Federal regulators dealt a blow recently to Williams Partners L.P. in putting off a decision for six months on whether the firm's plans to build a 3.17-mile natural gas pipeline extension off the coast of the Rockaway peninsula in Queens is approved.

Rendering Courtesy of Williams Partners L.P.
Hanging On: The project includes building the meter and regulator stations inside one of the historic hangar buildings at Floyd Bennett Field and restoring the facade to that structure.

Williams had planned to start work on the $182-million Rockaway Delivery Lateral Project this month but the Federal Energy Regulatory Commission (FERC) said in August that it would complete the project's final environmental impact statement on Feb. 28, 2014, with a 90-day federal authorization decision deadline of May 29.

Williams had anticipated already starting construction on the meter and regulator stations of the planned project, which will connect with its existing 10,200-mile Transco pipeline system.

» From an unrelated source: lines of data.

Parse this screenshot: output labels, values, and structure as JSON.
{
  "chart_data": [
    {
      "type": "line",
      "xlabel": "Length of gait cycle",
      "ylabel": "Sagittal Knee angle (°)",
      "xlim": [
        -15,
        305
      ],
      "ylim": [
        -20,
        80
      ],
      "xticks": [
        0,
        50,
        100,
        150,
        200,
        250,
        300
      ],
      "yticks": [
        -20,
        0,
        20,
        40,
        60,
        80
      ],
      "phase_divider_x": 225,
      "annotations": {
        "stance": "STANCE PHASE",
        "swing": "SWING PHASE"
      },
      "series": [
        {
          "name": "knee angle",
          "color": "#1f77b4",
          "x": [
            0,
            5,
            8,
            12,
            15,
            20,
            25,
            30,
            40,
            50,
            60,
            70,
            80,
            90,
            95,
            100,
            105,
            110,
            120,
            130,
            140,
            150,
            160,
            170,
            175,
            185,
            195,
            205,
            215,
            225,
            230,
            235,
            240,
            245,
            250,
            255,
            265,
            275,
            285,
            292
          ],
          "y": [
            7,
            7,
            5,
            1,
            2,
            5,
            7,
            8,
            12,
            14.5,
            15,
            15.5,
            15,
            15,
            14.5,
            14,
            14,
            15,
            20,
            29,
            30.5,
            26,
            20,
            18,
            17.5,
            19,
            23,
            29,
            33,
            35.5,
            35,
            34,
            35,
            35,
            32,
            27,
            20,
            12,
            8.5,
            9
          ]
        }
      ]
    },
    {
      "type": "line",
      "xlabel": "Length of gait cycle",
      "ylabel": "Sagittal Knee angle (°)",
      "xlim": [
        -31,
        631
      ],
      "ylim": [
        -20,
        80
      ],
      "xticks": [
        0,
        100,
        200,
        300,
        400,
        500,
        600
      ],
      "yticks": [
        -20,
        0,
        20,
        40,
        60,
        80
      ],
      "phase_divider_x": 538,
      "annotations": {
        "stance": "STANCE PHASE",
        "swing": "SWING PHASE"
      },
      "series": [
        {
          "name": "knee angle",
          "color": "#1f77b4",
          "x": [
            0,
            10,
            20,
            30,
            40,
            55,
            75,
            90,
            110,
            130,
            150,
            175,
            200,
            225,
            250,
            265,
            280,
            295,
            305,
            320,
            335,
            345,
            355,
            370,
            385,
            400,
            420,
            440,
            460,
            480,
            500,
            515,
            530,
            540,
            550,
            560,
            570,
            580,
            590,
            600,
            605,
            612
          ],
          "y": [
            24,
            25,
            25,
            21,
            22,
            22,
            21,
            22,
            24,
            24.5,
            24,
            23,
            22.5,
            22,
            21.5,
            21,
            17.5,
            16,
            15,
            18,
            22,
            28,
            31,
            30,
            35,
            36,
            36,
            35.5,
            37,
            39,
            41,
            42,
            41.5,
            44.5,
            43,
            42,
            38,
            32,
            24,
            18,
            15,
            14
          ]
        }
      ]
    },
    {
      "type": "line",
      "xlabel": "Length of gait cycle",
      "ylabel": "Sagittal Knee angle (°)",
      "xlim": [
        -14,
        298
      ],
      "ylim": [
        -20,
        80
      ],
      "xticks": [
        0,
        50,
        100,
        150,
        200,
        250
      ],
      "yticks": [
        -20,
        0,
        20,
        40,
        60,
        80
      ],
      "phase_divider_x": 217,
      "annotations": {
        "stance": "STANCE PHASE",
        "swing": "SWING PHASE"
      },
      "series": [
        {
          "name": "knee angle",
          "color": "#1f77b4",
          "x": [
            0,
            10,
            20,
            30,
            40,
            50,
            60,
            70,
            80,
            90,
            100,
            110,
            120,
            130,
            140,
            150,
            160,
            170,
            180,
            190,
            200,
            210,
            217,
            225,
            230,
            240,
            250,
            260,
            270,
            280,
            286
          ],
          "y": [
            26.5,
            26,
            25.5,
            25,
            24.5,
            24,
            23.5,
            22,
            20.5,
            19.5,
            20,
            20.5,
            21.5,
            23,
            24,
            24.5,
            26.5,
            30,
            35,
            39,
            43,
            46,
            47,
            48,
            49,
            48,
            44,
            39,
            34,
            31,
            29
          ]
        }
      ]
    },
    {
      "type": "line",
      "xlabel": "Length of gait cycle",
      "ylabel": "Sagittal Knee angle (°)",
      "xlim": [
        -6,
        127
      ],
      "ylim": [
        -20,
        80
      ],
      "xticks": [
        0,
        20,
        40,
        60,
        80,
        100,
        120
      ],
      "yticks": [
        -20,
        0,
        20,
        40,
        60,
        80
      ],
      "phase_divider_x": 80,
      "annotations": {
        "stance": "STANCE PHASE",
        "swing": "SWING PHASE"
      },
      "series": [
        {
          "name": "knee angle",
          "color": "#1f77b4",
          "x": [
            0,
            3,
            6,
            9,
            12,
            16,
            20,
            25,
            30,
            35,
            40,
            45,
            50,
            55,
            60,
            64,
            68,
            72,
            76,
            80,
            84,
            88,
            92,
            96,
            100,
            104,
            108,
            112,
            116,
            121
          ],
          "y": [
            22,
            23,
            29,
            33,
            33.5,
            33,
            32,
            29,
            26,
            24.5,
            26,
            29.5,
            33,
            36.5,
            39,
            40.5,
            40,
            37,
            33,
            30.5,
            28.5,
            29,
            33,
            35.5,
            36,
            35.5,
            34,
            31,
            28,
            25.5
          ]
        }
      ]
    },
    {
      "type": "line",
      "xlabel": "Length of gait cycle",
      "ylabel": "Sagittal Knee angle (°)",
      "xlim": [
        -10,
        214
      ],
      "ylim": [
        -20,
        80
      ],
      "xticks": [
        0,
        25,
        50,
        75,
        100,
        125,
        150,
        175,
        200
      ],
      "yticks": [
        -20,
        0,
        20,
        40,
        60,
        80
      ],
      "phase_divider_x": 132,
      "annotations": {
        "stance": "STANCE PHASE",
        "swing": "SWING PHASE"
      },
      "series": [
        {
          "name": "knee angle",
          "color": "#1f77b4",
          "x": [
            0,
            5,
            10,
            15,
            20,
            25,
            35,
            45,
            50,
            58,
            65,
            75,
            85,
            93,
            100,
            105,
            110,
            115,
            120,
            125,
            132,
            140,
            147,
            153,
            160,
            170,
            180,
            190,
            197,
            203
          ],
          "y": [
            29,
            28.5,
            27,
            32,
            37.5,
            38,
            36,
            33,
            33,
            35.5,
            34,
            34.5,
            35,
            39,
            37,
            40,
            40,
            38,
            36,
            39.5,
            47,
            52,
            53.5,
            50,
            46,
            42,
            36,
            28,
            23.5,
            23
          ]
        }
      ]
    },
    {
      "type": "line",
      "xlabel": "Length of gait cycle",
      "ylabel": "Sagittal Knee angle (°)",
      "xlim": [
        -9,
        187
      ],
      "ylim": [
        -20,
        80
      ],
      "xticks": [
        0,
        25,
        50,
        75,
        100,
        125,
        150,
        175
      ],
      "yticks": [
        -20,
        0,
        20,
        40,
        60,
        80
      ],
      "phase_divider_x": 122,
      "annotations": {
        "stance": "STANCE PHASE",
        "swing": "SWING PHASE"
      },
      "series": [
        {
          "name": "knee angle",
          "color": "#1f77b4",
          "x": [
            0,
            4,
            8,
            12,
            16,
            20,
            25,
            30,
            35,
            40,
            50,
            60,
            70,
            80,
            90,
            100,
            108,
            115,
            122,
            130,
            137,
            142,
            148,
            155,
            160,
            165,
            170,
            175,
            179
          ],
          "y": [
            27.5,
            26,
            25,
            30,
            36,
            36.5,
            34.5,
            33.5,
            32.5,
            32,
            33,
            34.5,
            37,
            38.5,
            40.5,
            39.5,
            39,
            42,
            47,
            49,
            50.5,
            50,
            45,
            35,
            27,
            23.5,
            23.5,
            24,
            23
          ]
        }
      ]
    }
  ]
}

The project involves building a 26-in lateral pipeline about 2.9 miles off the coast and 0.3 miles onshore under Jacob Riis Park to Floyd Bennett Field in Queens. Using conventional marine lay and trenching methods, it includes building the meter and regulator stations inside one of the historic hangar buildings at Floyd Bennett Field and restoring the facade to that structure. A separate Transco project, also awaiting FERC approval, involves modifying existing compressor facilities in Delta, Penn.; Princeton, N.J.; and Old Bridge, N.J.

FERC's deadline will affect Williams' building schedule plan for the meter stations but will not affect the pipeline's November 2014 in-service date, says Chris Stockton, a Williams spokesman.

"Our goal is to receive our FERC approval as early as March 2014. If that happens, our plan is to begin meter station construction in April 2014," Stockton says. "That will take six to seven months to complete. We’d begin offshore construction in April as well. That will be a six-month process," he says. He adds that FERC's May 29 date is a deadline, "not an issuance date."

The proposed pipeline would interconnect with a 12,000-ft, 26-in proposed pipeline that National Grid plans to install in Flatbush Ave. from Floyd Bennett Field to Avenue U, says Karen Young, a National Grid spokeswoman. Because the National Grid portion is under the city's jurisdiction, it does not need FERC approval but is pending city approvals, she adds.

National Grid is also building two, 1.6-mile pipelines under the Rockaway inlet and within an already approved cable right-of-way, Young says. One line is meant to connect with the proposed Transco project.

The other connects National Grid's existing distribution systems in Brooklyn and Queens to each other, providing a back feed for both areas, she says. "It also will make sure we have adequate natural gas supply for the Rockaways," she adds. Michels Pipeline Contrustion, Brownsville, Wisc., is the contractor on this project, which is expected to be completed in November, she says.

National Grid began work on those two lines last spring at Beach 169th St. in the Rockaways, parallel with the Marine Parkway-Gil Hodges Memorial Bridge to the intersection of Flatbush Ave. and Aviation Rd.

But the Transco project, like several other pipeline extension projects in the Northeast, has been criticized by environmentalists, area residents and other groups. They say that the Rockaway project puts public health and safety as well as the environment at risk and that there are better and safer alternatives to energy supply.

"The location of the pipeline doesn't make sense," says Martha Cameron, a coordinator of the grassroots Coalition Against the Rockaway Pipeline. The project runs through a large portion of Gateway National Recreation Area, the National Park Service's 26,000-acre region of marshes and wildlife sanctuaries for more than 300 species. "If anything goes wrong with this pipeline, there is a very real possibility that that area will be threatened," she says.

"We don't need the gas, which is not clean energy," Cameron says. If the project goes through, the city "is handing over our land to a private contractor for profit," she adds.

The project is also in "the area precisely where Sandy came through, Cameron says. "This is nuts."

But Williams does not agree with that assessment and is "very optimistic" that FERC will approve the project for several reasons, Stockton says. These include that National Grid, a customer of Williams, asked for the pipeline and "needs the gas," he says.

The existing Transco pipeline already provides half the gas used in New York City, Stockton says. While the proposed extension would add only about 100 million cu ft of additional capacity, it would allow National Grid to shift existing volumes from its Long Beach delivery point to the new lateral point to address reliability and shifting usage patterns with its system, he says.

Stockton says the project has been designed to have only minimal environmental impacts and allow the city to meet its PlaNYC clean energy goals, and is safe.

Meanwhile, FERC last year approved Williams' plans to extend its pipeline through northern N.J. wetlands as part of Transco's  "Northeast Supply Link Project." The project calls for building 13 miles of pipe segments in Pennsylvania and New Jersey, which will boost supply to those markets as well as New York. Critics also oppose this project, especially as it will run through northern N.J. wetlands. FERC said in its decision, however, that this project does not pose a threat to the environment.

(This story has been amended to reflect that the project is awaiting a FERC decision.)